Friday, April 11, 2008

It's Maple Syrup Time

We've tapped our maple trees and are busy cooking it all down for our annual supply of maple syrup. Each spring, the maple sap starts running. Here at our homestead we're able to gather just enough to supply us with maple syrup for the year.

The sap runs for the few weeks to couple of months during which we have freezing nights but above-freezing days. The taps are set into new holes drilled each year and then bags hung to capture the dripping sap. It takes between thirty and forty gallons of sap to yield one gallon of maple syrup. We usually get between 1 1/2 and 2 gallons of finished syrup.

Once you've gathered the sap you've got to boil it down. The first year we did this I boiled the sap on the kitchen stove. This is really slow and, as you can imagine, steaming off more than thirty gallons of water into your house is not exactly ideal.

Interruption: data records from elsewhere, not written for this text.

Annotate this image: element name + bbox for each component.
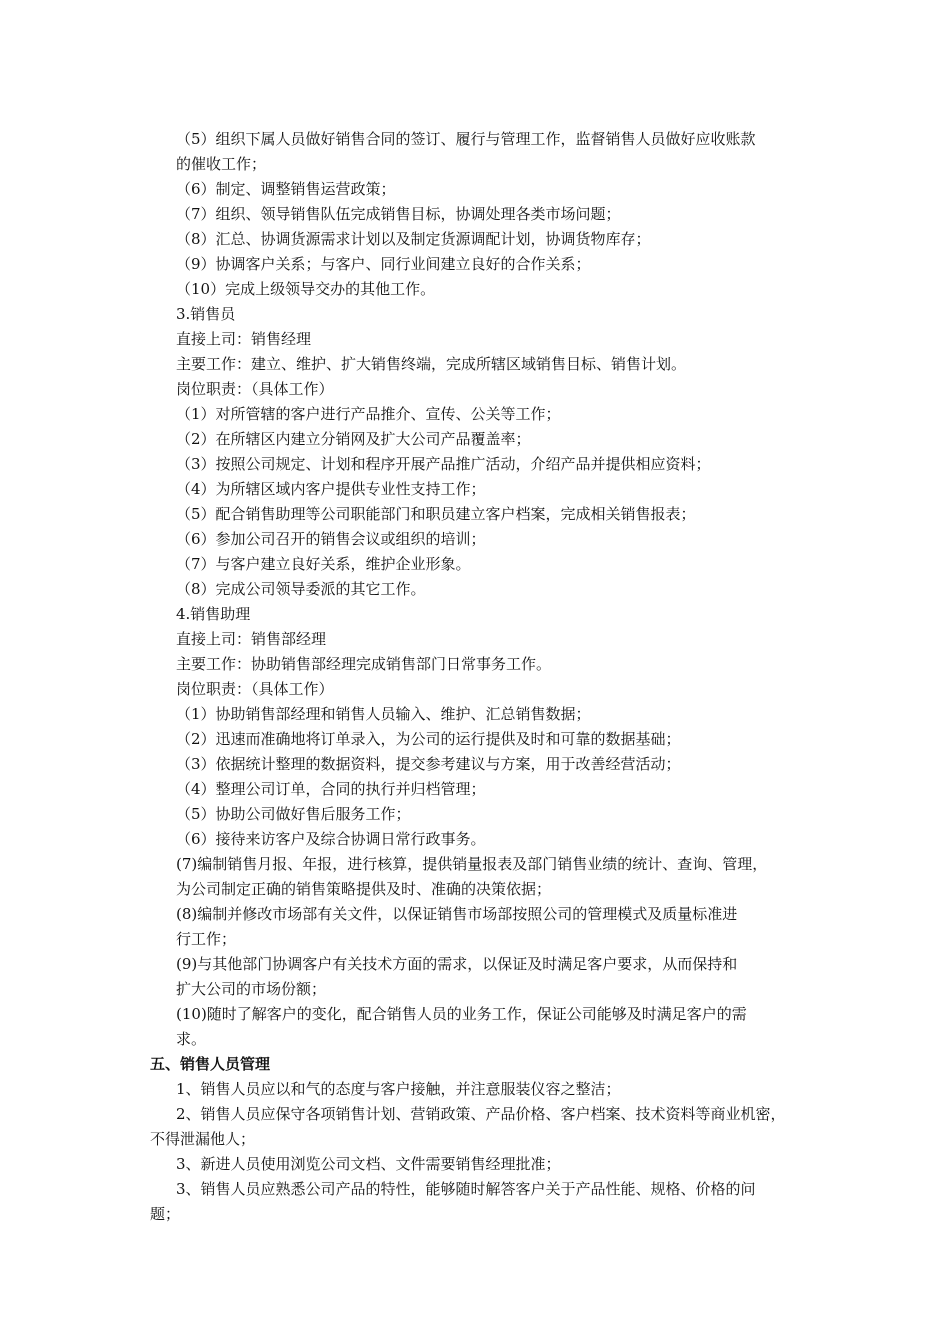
text-line: （7）与客户建立良好关系，维护企业形象。 [176,555,471,573]
text-line: （8）完成公司领导委派的其它工作。 [176,580,426,598]
text-line: 3.销售员 [176,305,236,323]
text-line: （5）配合销售助理等公司职能部门和职员建立客户档案，完成相关销售报表； [176,505,696,523]
text-line: （9）协调客户关系；与客户、同行业间建立良好的合作关系； [176,255,591,273]
text-line: 3、新进人员使用浏览公司文档、文件需要销售经理批准； [176,1155,561,1173]
text-line: 主要工作：协助销售部经理完成销售部门日常事务工作。 [176,655,552,673]
text-line: 2、销售人员应保守各项销售计划、营销政策、产品价格、客户档案、技术资料等商业机密， [176,1105,786,1123]
text-line: 不得泄漏他人； [150,1130,256,1148]
text-line: 求。 [176,1030,207,1048]
text-line: (10)随时了解客户的变化，配合销售人员的业务工作，保证公司能够及时满足客户的需 [176,1005,747,1023]
text-line: 直接上司：销售部经理 [176,630,327,648]
section-heading: 五、销售人员管理 [150,1055,271,1073]
text-line: 主要工作：建立、维护、扩大销售终端，完成所辖区域销售目标、销售计划。 [176,355,687,373]
text-line: 的催收工作； [176,155,267,173]
text-line: 4.销售助理 [176,605,251,623]
text-line: （1）协助销售部经理和销售人员输入、维护、汇总销售数据； [176,705,591,723]
text-line: （5）协助公司做好售后服务工作； [176,805,411,823]
text-line: 行工作； [176,930,237,948]
text-line: （6）参加公司召开的销售会议或组织的培训； [176,530,486,548]
text-line: （4）为所辖区域内客户提供专业性支持工作； [176,480,486,498]
text-line: （7）组织、领导销售队伍完成销售目标，协调处理各类市场问题； [176,205,621,223]
text-line: 扩大公司的市场份额； [176,980,327,998]
text-line: （6）制定、调整销售运营政策； [176,180,396,198]
text-line: （2）在所辖区内建立分销网及扩大公司产品覆盖率； [176,430,531,448]
text-line: （3）依据统计整理的数据资料，提交参考建议与方案，用于改善经营活动； [176,755,681,773]
text-line: 为公司制定正确的销售策略提供及时、准确的决策依据； [176,880,552,898]
text-line: 岗位职责：（具体工作） [176,380,334,398]
text-line: 1、销售人员应以和气的态度与客户接触，并注意服装仪容之整洁； [176,1080,621,1098]
text-line: 直接上司：销售经理 [176,330,312,348]
document-body [150,127,820,1227]
text-line: （4）整理公司订单，合同的执行并归档管理； [176,780,486,798]
text-line: （5）组织下属人员做好销售合同的签订、履行与管理工作，监督销售人员做好应收账款 [176,130,756,148]
text-line: 3、销售人员应熟悉公司产品的特性，能够随时解答客户关于产品性能、规格、价格的问 [176,1180,756,1198]
text-line: (8)编制并修改市场部有关文件，以保证销售市场部按照公司的管理模式及质量标准进 [176,905,738,923]
text-line: (9)与其他部门协调客户有关技术方面的需求，以保证及时满足客户要求，从而保持和 [176,955,738,973]
text-line: (7)编制销售月报、年报，进行核算，提供销量报表及部门销售业绩的统计、查询、管理， [176,855,768,873]
text-line: （2）迅速而准确地将订单录入，为公司的运行提供及时和可靠的数据基础； [176,730,681,748]
text-line: （3）按照公司规定、计划和程序开展产品推广活动，介绍产品并提供相应资料； [176,455,711,473]
text-line: 岗位职责：（具体工作） [176,680,334,698]
text-line: （8）汇总、协调货源需求计划以及制定货源调配计划，协调货物库存； [176,230,651,248]
text-line: （1）对所管辖的客户进行产品推介、宣传、公关等工作； [176,405,561,423]
text-line: （6）接待来访客户及综合协调日常行政事务。 [176,830,486,848]
text-line: 题； [150,1205,181,1223]
text-line: （10）完成上级领导交办的其他工作。 [176,280,436,298]
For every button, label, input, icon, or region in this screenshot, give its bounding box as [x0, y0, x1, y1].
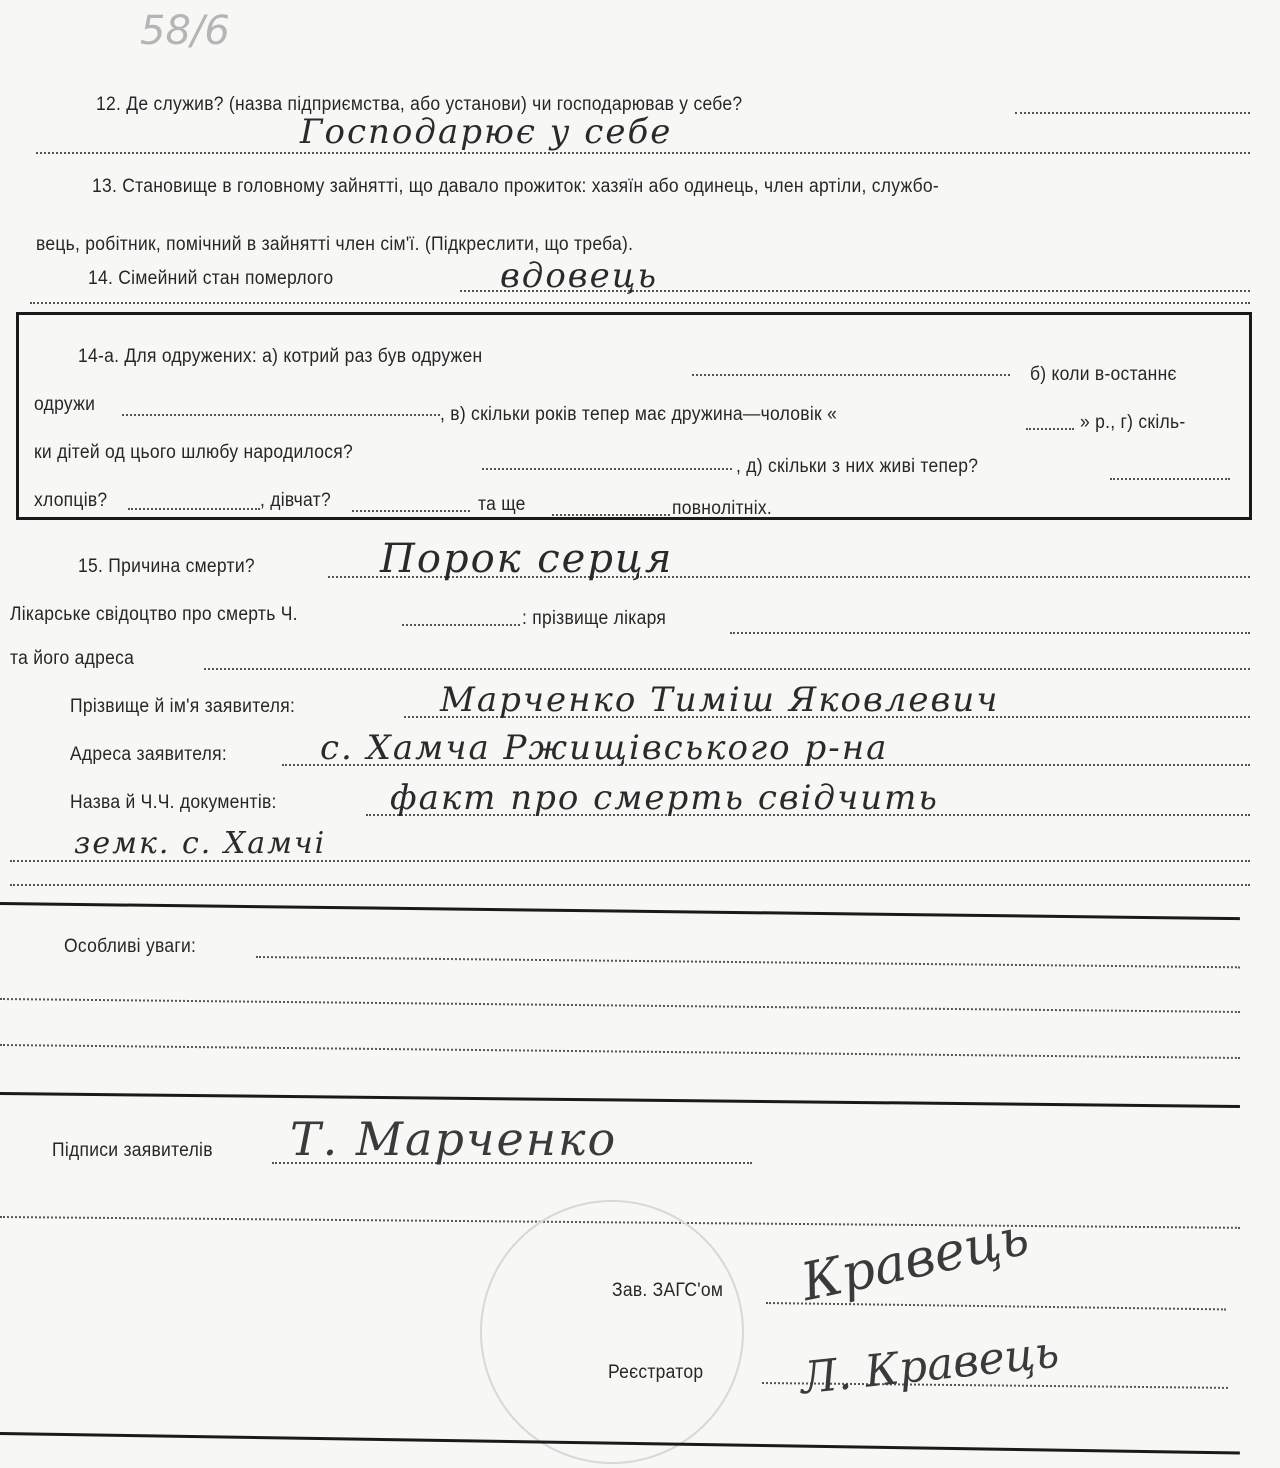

The next two years I boiled the sap over a propane burner outdoors. Better, quicker, but still rather expensive from a fuel standpoint. Since wood is readily available and cheap around here, that's the real fuel of choice.

The last two years I've boiled on a homemade setup fabricated from a 55 gallon steel barrel fitted with legs, an exhaust pipe, and a cast iron door. I cut a hole in the top of the barrel, plopped in a stainless steel pan, and made a roaring fire in the barrel. The bottom of the pan is in direct contact with the fire and sap flows into the pan from a suspended coffee can with a small hole. This allows the sap to boil more or less continuously while replenishing the liquid lost.

You've got to tend the fire and watch the level regularly. I unfortunately burned the first batch this year by letting it boil down too far; I was inside doing the taxes and was alerted to my gaff by billows of sickly sweet smelling smoke wafting across my place (I wonder if I can deduct the loss?)

After we boil the sap most of the way down we finish it on the kitchen stove, where we measure its sugar level with a special hydrometer (to know when it's done) and then pour it, boiling hot, into mason jars to be sealed and stored in the cellar for the year. Aunt Jemima was probably a very nice woman, but believe me her product is junk compared to God's own real maple syrup.

2 comments:

Father G said...

Well it's about time...
thanks for the update about the saps...we have far too many running around here and not only in cold weather...all year round!
also for the info about e-sword.

Father G

Walker said...

Very interesting. I didn't know anyone did that any more.